Chocolate bar and a glass of wine, on the floor in the landing.
We are those terrible parents that co-sleep…yes. We. do. And it’s called survival. We didn’t even try not to. We just determined that if we both had to get up for work and spend very little time with them during the week, we wanted to sleep all night and have them close. So yes, my kids are not sleep trained and they are the favorites during nap time at daycare 😉 No apologies. Yes, I would like to not have a baby that snacks all night on me and a toddler who doesn’t kick me in the face. I would like to sleep next to my husband for sure…but we wouldn’t change this for the world. We had seven years and we’ll have decades more to have a kid free bed. This season is so short, I want them close to me. And yes, soon, we’ll help them and encourage them to make that brave decision to sleep in their big boy beds. Not yet.
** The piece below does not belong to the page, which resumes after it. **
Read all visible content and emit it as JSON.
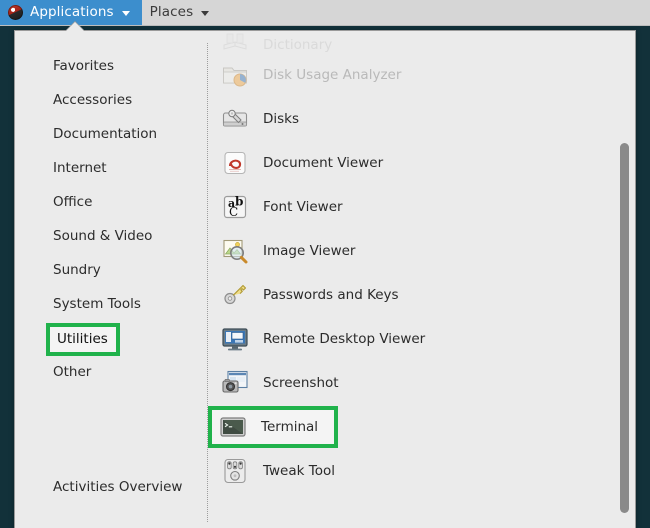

Yesterday, we said goodbye to some dear friends who are embarking on the next phase of their missional life in West Africa. We had them over for a few hours and we shared stories and experiences. They have a son the same age as my youngest. I am amazed at how difficult and rewarding their lives are, at the same time, so aware of my own selfish tendencies. I thought my life would look very much like their lives a decade ago. My husband felt the same. Now, having kids, our vision is so very narrow, tunnel vision, survival mode…my precious friends think of their work and plans months out, I find myself thrilled to have made a grocery list.
I am so thankful to know them and I admire them so very much, especially seeing them do what they do with a baby in tow. It is so easy to compare talents, strengths, weaknesses. I find myself doing it so often with people I love so very much, with people who are doing the things I thought I would do.
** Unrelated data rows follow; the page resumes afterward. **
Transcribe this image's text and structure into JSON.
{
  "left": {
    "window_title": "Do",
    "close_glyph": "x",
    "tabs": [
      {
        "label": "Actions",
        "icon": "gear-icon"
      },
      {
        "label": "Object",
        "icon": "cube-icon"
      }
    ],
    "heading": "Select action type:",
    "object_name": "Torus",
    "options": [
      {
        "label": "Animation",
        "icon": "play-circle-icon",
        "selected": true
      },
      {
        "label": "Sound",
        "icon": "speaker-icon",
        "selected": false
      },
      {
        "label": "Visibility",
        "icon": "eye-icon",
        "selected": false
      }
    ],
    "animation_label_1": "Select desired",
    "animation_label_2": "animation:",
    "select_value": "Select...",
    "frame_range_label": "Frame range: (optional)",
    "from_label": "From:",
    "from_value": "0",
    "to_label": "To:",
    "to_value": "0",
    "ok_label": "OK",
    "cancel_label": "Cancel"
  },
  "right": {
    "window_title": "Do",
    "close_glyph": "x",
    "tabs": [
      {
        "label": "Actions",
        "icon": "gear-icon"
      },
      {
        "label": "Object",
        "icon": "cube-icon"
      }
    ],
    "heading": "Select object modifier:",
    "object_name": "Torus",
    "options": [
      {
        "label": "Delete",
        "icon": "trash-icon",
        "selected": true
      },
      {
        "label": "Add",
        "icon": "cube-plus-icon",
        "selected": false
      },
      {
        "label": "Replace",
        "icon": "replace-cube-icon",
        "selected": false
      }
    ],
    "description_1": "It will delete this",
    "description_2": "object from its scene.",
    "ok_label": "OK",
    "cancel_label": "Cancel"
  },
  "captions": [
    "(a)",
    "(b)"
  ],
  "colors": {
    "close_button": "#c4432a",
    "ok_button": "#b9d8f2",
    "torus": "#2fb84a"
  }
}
I’m not as strong as I thought I was. I am not as talented. I am not as creative and I don’t have the motivation I thought I had. I don’t operate well without sleep. Social events drain me and holding an adult conversation is difficult for me these days. I am not as confident as I used to be. I don’t like the newest apps that make life easier. I also don’t think I could do what my friends do.
And I’m perfectly ok with all of it. I get down too often, I struggle with depression on a daily basis. I feel like a failure more often than I should. I feel used and tired. I am weak, I am vulnerable, and I need help. I’m exactly where I need to be. I can’t do it all on my own.
This unraveling started about 10 years ago. It was a slow process and I have found that having children has taken me to the very edge of myself. I don’t have anything left to give. And that is when He breaks in. I’m out of the way. He can finally do the miraculous.
Empty…the baby on the bed stirs at the same time the boy who looks just like me calls out “Mommy!” The silence is over, the wine glass enjoyed. A cry breaks the silence.